Johns Hopkins University Professor Jonathan Zenilman, an expert in sexually transmitted infections … reports that both the adults and the teenagers who come to his clinic are engaging in much more oral sex than in 1990. For men and boys as recipients it's up from about half to 75 to 80 percent; for women and girls, it's risen from about 25 percent to 75 to 80 percent.

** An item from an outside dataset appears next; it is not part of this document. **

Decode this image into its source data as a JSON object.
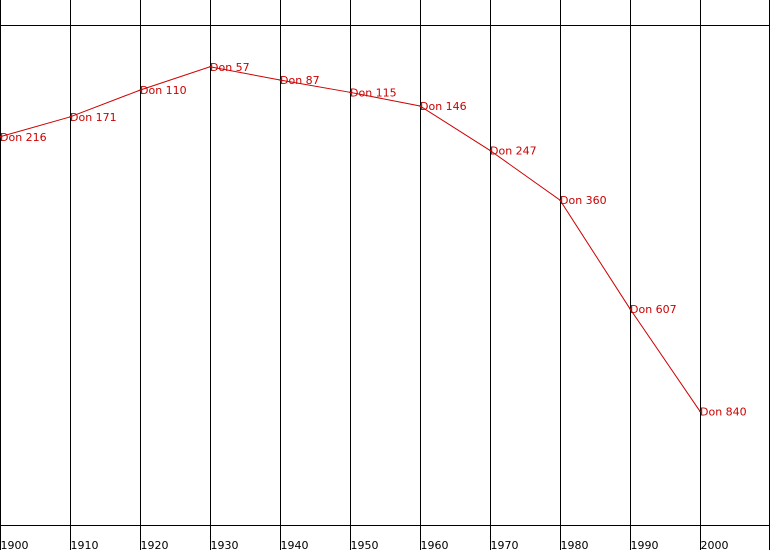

That's a pretty good variety of samples and age groups. Let's recap the overall patterns: Oral sex was stigmatized. The stigma has faded. Oral sex is becoming more commonly reported, through some combination of increased activity and decreased stigma. Nevertheless, vaginal experience remains more universal, and vaginal sex is far more frequent. Furthermore, as we learned from the timing data in Wednesday's piece, teens aren't starting with a "basic" oral stage followed by an "advanced" vaginal stage. They're losing both kinds of virginity around the same time.

So, this notion that everybody's been going down on everybody all along, and that nobody's been embarrassed or secretive about it, and that it's obviously elementary and vanilla, is baloney. Yes, oral sex is common, and strikingly so among adolescents. But that trend is a novelty, and a story.